See the base Ford Maverick in all its steel-wheel glory

Cheap doesn’t have to mean bad.


Ford

Yep, you read it right. The 2022 Ford Maverick starts at a lowly $21,490 before a mandatory $1,495 destination charge. That’s frankly wild considering we live in a world where the average new car costs around $38,000. So, let’s take a look at the base Maverick in its XL trimmings, shall we?

Ford already has a configurator up for the little trucklet showing what exactly you can expect if you want the ultra inexpensive Maverick. The initial takeaway is, well, it doesn’t look too bad. The exterior still looks like any other Maverick minus some extra chrome trim additions, and it wears a set of 17-inch steel wheels. Personally, the steel wheels look pretty great to me, though it’s understandable why buyers will more than likely opt for the XLT trim with its identically sized but more stylish aluminum wheels. LED headlights are also standard fare, and the nifty Flexbed solution for the Maverick’s rear end comes with every truck. It’s highly versatile and very cool.

I chose Cactus Gray, but the base truck also comes in decent selection of colors, including a bright blue, Ford’s neat Area 51 blueish gray and your standard helpings of white, gray, black and silver. The XLT trim serves up some far more fun colors.

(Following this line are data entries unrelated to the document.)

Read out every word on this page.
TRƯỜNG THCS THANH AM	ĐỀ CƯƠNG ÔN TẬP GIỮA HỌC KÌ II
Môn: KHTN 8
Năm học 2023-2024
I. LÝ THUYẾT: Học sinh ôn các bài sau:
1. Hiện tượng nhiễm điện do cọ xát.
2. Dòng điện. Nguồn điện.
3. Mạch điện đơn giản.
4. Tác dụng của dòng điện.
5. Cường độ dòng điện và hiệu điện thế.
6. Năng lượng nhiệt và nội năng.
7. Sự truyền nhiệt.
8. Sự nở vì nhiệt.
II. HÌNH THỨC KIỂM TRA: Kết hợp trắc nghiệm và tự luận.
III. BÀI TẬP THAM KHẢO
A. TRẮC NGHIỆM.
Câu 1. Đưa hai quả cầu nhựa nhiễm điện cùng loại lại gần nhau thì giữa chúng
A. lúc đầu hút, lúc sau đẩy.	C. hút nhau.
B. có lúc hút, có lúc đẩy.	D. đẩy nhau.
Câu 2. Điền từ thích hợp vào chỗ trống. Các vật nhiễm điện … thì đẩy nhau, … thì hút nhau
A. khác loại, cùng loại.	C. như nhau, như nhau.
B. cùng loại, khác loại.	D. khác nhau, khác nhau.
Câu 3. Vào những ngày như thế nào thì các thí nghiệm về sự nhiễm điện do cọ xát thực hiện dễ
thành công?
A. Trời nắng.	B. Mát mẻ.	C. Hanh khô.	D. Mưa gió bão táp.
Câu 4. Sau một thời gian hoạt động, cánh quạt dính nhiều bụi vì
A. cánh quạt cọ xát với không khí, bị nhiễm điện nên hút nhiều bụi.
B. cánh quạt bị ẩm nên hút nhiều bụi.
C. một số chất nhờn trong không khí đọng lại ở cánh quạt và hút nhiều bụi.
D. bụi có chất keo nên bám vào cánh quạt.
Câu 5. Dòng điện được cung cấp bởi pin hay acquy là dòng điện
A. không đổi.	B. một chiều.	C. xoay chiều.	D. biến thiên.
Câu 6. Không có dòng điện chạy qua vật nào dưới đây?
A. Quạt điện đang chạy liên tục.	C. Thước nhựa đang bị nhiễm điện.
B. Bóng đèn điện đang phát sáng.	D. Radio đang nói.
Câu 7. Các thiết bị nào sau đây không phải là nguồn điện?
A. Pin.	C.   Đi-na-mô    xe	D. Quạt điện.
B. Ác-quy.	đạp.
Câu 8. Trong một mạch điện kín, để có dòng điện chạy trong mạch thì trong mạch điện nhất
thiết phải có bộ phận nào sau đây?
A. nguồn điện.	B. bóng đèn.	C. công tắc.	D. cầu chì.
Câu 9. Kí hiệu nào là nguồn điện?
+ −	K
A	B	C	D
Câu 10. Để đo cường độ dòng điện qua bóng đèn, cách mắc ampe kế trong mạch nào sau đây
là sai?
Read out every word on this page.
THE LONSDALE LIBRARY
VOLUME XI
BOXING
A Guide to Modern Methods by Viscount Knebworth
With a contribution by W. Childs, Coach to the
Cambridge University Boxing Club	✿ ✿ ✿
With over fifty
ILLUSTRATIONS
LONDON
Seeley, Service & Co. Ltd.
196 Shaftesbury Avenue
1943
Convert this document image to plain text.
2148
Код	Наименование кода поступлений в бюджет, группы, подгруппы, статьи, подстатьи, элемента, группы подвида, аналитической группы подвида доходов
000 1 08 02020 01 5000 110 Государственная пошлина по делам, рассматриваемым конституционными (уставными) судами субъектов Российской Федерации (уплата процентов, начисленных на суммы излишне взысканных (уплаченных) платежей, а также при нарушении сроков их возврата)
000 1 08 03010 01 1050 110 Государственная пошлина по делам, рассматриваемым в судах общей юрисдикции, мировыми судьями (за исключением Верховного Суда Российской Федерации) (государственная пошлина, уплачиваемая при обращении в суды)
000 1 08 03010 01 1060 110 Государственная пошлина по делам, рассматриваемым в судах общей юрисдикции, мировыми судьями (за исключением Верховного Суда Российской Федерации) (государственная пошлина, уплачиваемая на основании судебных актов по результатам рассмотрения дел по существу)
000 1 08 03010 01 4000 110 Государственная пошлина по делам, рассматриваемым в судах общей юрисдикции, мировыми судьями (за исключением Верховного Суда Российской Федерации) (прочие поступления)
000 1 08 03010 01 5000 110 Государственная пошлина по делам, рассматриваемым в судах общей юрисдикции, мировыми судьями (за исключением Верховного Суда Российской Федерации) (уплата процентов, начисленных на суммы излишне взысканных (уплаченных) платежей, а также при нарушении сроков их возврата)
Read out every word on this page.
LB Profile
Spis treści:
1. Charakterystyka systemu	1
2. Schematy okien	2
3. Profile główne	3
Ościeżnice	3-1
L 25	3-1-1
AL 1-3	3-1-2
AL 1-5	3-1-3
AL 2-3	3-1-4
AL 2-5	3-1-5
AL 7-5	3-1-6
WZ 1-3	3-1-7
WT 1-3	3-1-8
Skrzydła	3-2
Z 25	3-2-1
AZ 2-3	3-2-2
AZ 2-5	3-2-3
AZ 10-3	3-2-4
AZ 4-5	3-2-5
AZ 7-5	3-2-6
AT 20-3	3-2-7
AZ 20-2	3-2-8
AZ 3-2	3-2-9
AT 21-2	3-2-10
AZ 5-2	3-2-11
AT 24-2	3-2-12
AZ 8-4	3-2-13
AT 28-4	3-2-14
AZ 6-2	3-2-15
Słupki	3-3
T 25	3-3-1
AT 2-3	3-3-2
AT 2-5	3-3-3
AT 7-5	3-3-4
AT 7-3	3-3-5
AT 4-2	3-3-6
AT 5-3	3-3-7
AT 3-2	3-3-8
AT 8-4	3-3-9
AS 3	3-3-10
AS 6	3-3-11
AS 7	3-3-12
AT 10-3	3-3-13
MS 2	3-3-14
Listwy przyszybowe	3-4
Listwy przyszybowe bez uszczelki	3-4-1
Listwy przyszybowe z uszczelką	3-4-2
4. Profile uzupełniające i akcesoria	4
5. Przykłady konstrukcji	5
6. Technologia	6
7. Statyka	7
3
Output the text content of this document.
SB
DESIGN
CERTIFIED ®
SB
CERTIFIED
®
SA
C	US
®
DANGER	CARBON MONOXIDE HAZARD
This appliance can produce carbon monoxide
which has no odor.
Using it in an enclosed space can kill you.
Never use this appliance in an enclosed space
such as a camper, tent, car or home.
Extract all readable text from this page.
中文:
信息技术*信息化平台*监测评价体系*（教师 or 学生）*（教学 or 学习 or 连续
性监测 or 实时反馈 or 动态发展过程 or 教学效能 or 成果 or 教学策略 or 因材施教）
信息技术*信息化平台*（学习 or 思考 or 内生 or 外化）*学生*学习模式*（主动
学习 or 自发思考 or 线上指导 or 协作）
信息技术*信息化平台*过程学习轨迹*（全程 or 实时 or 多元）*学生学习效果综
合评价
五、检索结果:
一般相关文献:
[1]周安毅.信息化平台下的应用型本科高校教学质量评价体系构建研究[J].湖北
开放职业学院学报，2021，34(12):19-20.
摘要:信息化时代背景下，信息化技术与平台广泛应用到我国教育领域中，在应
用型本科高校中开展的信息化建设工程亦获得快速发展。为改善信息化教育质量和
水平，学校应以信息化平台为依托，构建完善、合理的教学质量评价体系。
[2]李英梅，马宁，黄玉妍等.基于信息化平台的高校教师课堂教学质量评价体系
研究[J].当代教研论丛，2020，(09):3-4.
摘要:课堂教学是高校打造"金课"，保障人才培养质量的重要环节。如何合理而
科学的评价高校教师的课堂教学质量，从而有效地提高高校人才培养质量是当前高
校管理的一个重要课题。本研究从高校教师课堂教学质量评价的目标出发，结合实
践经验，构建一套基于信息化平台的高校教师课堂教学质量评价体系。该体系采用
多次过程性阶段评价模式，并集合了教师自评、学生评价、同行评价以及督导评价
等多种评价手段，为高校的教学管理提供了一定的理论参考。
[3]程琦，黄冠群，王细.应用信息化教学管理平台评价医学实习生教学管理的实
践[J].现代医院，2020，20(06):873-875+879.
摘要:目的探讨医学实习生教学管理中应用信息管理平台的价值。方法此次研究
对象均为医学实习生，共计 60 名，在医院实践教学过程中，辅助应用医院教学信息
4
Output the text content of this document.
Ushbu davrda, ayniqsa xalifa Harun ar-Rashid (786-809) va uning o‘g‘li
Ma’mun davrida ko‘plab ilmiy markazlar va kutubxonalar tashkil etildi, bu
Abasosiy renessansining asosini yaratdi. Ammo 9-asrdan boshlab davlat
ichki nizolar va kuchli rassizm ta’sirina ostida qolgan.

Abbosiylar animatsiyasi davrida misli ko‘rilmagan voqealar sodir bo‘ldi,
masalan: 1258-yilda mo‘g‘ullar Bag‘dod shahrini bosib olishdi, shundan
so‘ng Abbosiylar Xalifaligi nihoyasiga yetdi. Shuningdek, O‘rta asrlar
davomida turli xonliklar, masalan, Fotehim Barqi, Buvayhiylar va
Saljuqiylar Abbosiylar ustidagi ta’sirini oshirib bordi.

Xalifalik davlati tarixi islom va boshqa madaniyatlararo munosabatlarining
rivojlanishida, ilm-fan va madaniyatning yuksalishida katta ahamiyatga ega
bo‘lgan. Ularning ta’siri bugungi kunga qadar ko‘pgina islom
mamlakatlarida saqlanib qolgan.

A catalog of extras is available for the base truck, too, including tonneau covers, bed liners, splash guards and more. But otherwise, the Maverick is pretty standard across the line. Unless you add the FX4 package at some point. But we’re talking about the cheap little guy right now.

Inside, things definitely look a little more like a base model vehicle. The splashy contrasting colors of the higher-end trims is gone in favor of darker gray and black finishes. The cloth seats lose the special color-contrasting look of the one-rung-up XLT trim as well. However, an 8-inch infotainment screen is standard with Apple CarPlay and Android Auto, as is a 4G LTE Wi-Fi hotspot. Between two analog gauges sits a 4.2-inch display for additional information. Automatic emergency braking is the only active safety feature onboard here, though buyers can add Ford’s Co-Pilot 360 for $540 more to unlock more safety tech. Otherwise, this is certainly a more utilitarian cockpit. But, for the price, it’s not too shabby. It seems unlikely the XL will be the volume trim for customers, though. That’ll likely be the XLT trim with bundled with some options packages to add on heated seats and more. And still, the XLT only costs $23,775 after destination.

The Maverick is all hybrid, all the time, with its 2.5-liter Atkinson cycle inline-four engine and a CVT, but even the base XL trim can be had with the optional 2.0-liter turbo-four. If you drop the turbo mill in the base model, that also unlocks optional all-wheel drive for $3,305 more. Otherwise, power routes to the front wheels only.

You can reserve a Maverick right now with a refundable $100 deposit, or wait and see the trucks at dealers this fall. But even the base XL trim makes a compelling case in a world full of $40,000 new cars.